Ce décret prévoit également les conditions dans lesquelles il peut être dérogé à cette durée minimale à défaut de convention ou d'accord et, en cas de travaux urgents en raison d'un accident ou d'une menace d'accident, ou de surcroît exceptionnel d'activité. »
■ Directive 2003/88/CE du 4 novembre 2003 concernant certains aspects de l’aménagement du temps de travail
« Les États membres prennent les mesures nécessaires pour que tout travailleur bénéficie, au cours de chaque période de vingt-quatre heures, d'une période minimale de repos de onze heures consécutives. »
« 1. Dans le respect des principes généraux de la protection de la sécurité et de la santé des travailleurs, les États membres peuvent déroger aux articles 3 à 6, 8 et 16 lorsque la durée du temps de travail, en raison des caractéristiques particulières de l'activité exercée, n'est pas mesurée et/ou prédéterminée ou peut être déterminée par les travailleurs eux-mêmes, et notamment lorsqu'il s'agit :
a) de cadres dirigeants ou d'autres personnes ayant un pouvoir de décision autonome ;
b) de main-d’œuvre familiale, ou c) de travailleurs dans le domaine liturgique des églises et des communautés religieuses.
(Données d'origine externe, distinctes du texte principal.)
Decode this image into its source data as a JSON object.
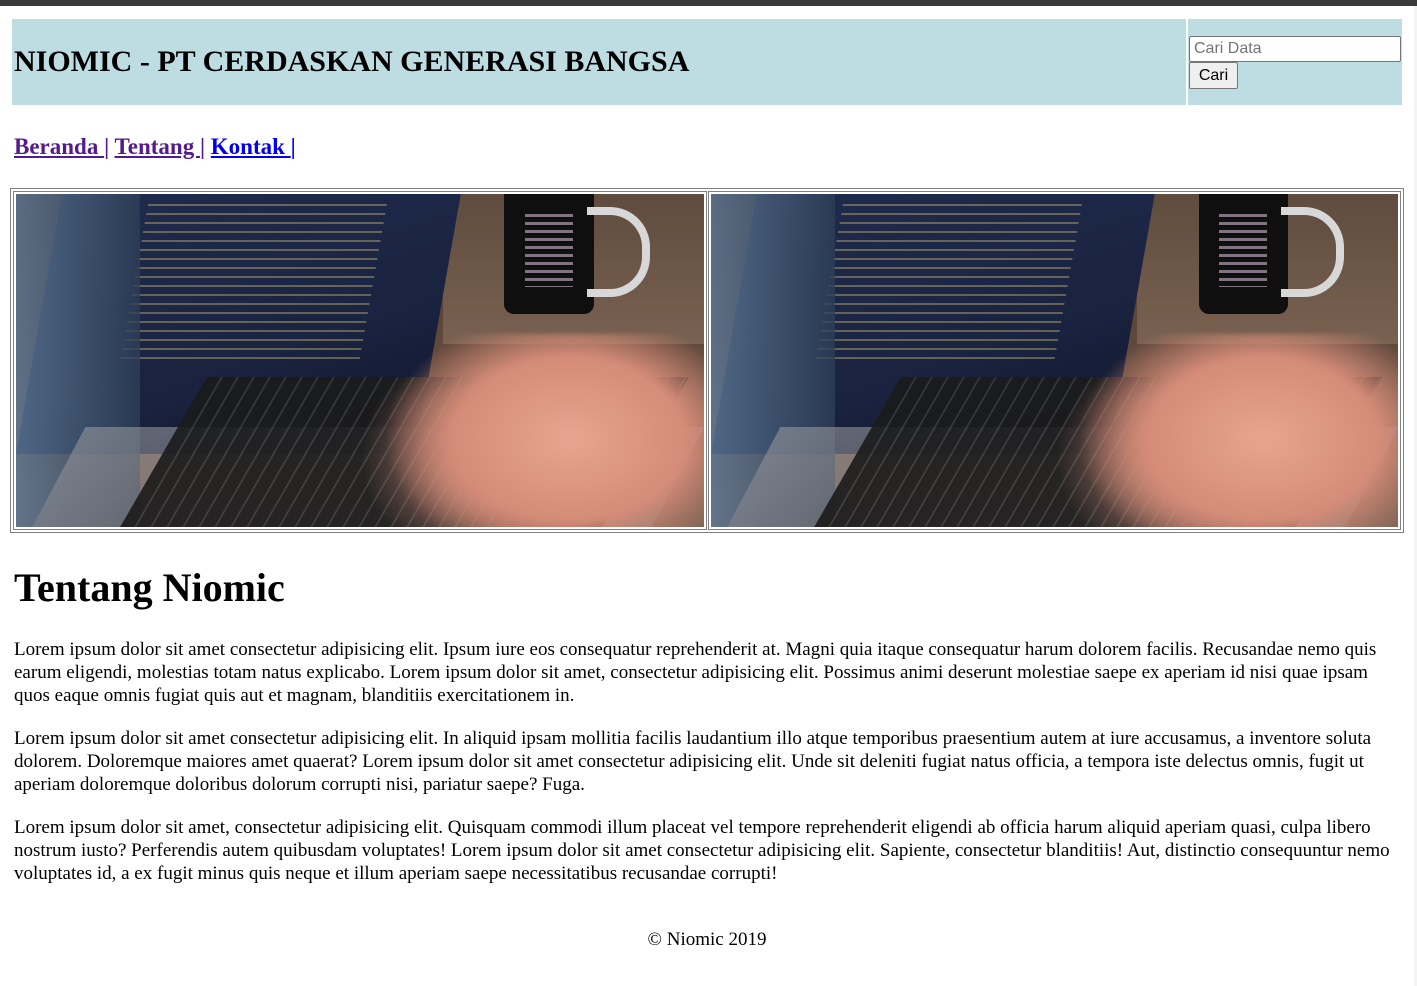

2. Les dérogations prévues aux paragraphes 3, 4 et 5 peuvent être adoptées par voie législative, réglementaire et administrative ou par voie de conventions collectives ou d'accords conclus entre partenaires sociaux, à condition que des périodes équivalentes de repos compensateur soient accordées aux travailleurs concernés ou que, dans des cas exceptionnels dans lesquels l'octroi de telles périodes équivalentes de repos compensateur n'est pas possible pour des raisons objectives, une protection appropriée soit accordée aux travailleurs concernés.
3. Conformément au paragraphe 2 du présent article, il peut être dérogé aux articles 3, 4, 5, 8 et 16 :
a) pour les activités caractérisées par un éloignement entre le lieu de travail et le lieu de résidence du travailleur, comme les activités offshore, ou par un éloignement entre différents lieux de travail du travailleur ;
b) pour les activités de garde, de surveillance et de permanence caractérisées par la nécessité d'assurer la protection des biens et des personnes, notamment lorsqu'il s'agit de gardiens ou de concierges ou d'entreprises de gardiennage ;
c) pour les activités caractérisées par la nécessité d'assurer la continuité du service ou de la production, notamment lorsqu'il s'agit :
i) des services relatifs à la réception, au traitement et/ou aux soins donnés par des hôpitaux ou des établissements similaires, y compris les activités des médecins en formation, par des institutions résidentielles et par des prisons ;
ii) des personnels travaillant dans les ports ou dans les aéroports ;
iii) des services de presse, de radio, de télévision, de productions cinématographiques, des postes ou télécommunications, des services d'ambulance, de sapeurs pompiers ou de protection civile ;
iv) des services de production, de transmission et de distribution de gaz, d'eau ou d'électricité, des services de collecte des ordures ménagères ou des installations d'incinération ;
v) des industries dans lesquelles le processus de travail ne peut être interrompu pour des raisons techniques ;
vi) des activités de recherche et de développement ;
vii) de l'agriculture ;
viii) des travailleurs concernés par le transport de voyageurs sur des services de transport urbain régulier ;
d) en cas de surcroît prévisible d'activité, notamment :
i) dans l'agriculture ;
ii) dans le tourisme ;
iii) dans les services postaux ;
e) pour les personnes travaillant dans le secteur du transport ferroviaire :
i) dont les activités sont intermittentes ;
ii) qui accomplissent leur temps de travail à bord des trains, ou
iii) dont les activités sont liées aux horaires de transport et à l'assurance de la continuité et de la régularité du trafic ;
f) dans les circonstances visées à l'article 5, paragraphe 4, de la directive 89/391/CEE;
g) en cas d'accident ou de risque d'accident imminent.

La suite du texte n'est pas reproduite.